Se avete letto la recensione di Resident Evil 7 biohazard per PlayStation 4, a questo punto vi sarete fatti più di un'idea su quelli che sono gli elementi cardine dell'avventura, e in generale su quelli che sono, a livello di meccaniche e non solo, pregi e difetti dell'atteso ritorno della serie. Chiaro quindi che resta proprio quell'articolo il punto di riferimento per tutto coloro che vogliono eventualmente approfondire determinati aspetti del gioco in termini di giocabilità o longevità, visto che in tal senso, se escludiamo alcune caratteristiche tecniche come il supporto al visore PlayStation VR, le due versioni sono identiche. In questa recensione, quindi, oltre ad offrire un secondo punto di vista sul gioco, ci concentreremo su quelli che sono poi gli eventuali aspetti peculiari dell'edizione Xbox One.

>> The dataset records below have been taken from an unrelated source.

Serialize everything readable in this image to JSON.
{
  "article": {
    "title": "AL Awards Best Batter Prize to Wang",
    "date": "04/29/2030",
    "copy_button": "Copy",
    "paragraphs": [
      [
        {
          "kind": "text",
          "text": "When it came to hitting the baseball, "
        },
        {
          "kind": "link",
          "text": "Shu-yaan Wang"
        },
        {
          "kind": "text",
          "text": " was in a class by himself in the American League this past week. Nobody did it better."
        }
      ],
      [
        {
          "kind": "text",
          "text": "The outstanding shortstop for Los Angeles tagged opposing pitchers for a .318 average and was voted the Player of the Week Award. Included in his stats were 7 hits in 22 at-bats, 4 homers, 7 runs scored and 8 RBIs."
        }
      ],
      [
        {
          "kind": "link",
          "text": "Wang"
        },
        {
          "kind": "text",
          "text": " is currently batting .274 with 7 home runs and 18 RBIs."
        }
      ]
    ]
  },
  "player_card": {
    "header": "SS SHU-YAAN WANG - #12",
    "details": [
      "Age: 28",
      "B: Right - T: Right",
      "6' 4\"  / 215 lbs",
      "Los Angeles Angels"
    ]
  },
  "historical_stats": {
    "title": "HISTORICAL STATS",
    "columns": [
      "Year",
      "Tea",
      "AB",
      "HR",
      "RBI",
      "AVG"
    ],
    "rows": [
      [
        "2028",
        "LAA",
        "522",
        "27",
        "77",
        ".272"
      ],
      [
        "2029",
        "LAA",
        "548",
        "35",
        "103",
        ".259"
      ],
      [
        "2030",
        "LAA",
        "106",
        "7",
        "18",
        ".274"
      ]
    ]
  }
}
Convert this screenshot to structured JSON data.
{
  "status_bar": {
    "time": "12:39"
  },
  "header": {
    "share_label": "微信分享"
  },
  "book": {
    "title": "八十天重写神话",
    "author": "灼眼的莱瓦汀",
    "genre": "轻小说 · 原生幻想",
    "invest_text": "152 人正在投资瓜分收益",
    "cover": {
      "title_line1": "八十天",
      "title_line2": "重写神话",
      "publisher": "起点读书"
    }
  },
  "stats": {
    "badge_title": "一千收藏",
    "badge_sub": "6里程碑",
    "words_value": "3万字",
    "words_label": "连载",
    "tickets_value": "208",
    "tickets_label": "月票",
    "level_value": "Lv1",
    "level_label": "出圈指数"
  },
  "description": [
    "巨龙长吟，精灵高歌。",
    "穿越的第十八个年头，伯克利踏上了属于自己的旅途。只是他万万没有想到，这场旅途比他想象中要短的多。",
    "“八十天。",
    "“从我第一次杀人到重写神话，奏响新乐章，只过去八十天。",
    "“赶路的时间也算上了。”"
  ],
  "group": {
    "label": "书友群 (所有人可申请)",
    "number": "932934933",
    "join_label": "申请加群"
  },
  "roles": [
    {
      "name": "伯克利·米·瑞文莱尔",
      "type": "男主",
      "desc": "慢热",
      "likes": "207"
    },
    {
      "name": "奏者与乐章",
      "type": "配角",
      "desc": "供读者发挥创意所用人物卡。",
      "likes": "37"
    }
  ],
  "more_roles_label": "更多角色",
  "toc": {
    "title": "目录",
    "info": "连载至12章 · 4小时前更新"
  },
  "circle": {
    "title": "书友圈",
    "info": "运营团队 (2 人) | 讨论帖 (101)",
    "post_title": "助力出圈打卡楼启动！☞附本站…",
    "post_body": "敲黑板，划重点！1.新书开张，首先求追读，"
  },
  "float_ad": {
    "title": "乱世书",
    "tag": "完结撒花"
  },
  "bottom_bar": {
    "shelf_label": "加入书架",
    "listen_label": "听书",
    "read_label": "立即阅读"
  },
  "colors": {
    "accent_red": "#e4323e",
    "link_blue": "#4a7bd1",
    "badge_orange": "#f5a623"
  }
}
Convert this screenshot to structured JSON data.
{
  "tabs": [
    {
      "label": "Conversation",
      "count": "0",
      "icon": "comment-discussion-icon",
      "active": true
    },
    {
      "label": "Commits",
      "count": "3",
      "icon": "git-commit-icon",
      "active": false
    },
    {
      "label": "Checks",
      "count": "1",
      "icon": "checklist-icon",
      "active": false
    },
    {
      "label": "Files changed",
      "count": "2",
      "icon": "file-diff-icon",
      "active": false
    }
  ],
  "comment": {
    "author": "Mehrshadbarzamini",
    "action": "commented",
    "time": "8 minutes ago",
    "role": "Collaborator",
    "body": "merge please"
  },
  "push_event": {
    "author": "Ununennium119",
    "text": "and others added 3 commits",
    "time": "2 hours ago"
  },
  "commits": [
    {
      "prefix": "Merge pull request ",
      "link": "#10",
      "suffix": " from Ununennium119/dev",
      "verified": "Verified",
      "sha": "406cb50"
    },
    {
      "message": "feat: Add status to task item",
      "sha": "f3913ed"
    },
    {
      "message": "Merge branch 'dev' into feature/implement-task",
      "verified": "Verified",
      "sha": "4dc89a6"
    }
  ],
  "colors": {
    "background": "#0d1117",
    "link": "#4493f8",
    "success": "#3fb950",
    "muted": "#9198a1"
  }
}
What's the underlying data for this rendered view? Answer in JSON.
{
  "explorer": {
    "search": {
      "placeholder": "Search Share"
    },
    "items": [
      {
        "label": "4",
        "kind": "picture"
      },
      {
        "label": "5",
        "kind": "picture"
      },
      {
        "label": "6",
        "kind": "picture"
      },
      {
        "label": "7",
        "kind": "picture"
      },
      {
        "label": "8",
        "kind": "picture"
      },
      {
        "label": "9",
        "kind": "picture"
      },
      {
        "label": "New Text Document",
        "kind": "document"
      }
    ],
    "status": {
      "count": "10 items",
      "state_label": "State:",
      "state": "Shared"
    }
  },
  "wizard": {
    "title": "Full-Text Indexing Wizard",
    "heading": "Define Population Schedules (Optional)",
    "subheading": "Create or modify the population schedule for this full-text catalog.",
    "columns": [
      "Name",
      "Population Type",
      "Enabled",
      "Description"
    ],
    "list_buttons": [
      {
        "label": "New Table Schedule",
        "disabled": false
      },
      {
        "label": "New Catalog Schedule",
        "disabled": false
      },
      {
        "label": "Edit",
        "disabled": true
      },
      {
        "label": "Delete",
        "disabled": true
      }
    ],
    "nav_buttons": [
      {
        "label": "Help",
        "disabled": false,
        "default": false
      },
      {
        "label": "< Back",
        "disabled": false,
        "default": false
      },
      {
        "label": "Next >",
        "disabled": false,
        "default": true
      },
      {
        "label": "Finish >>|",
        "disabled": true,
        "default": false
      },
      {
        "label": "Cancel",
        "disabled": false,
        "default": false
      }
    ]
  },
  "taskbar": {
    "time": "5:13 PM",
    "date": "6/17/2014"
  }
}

Resident Evil 7 biohazard riporta la serie alle origini del survival horror
Alle radici della paura: vecchio e nuovo che si incontrano
A qualche anno dall'ultima apparizione come serie principale, Resident Evil è molto cambiato: quella che abbiamo provato in tante ore di gioco è infatti un'esperienza differente rispetto a quella a cui ci aveva abituato la saga, anche se per certi versi, come vedremo tra poco, resta idealmente simile a quella dei suoi capitoli storici. Da un punto di vista stilistico è innegabile che Resident Evil 7 biohazard sembri quasi un reboot, non solo perché devia in parte temi e storie raccontate da quelle tradizionali (ma tranquilli, i legami ci sono), ma anche perché, pur mantenendo a livello concettuale parecchi degli elementi classici del gameplay della serie, cambia radicalmente l'impostazione, passando dalla visuale tipica di un'avventura in terza persona a quella in prima, per realizzare un'esperienza dove la visuale in soggettiva, ma anche la scenografia, dotata di una certa potenza evocativa, hanno un'importanza quantomeno paritaria rispetto all'attenta pianificazione dei propri movimenti da un angolo buio della casa all'altro, o alla risoluzione di enigmi.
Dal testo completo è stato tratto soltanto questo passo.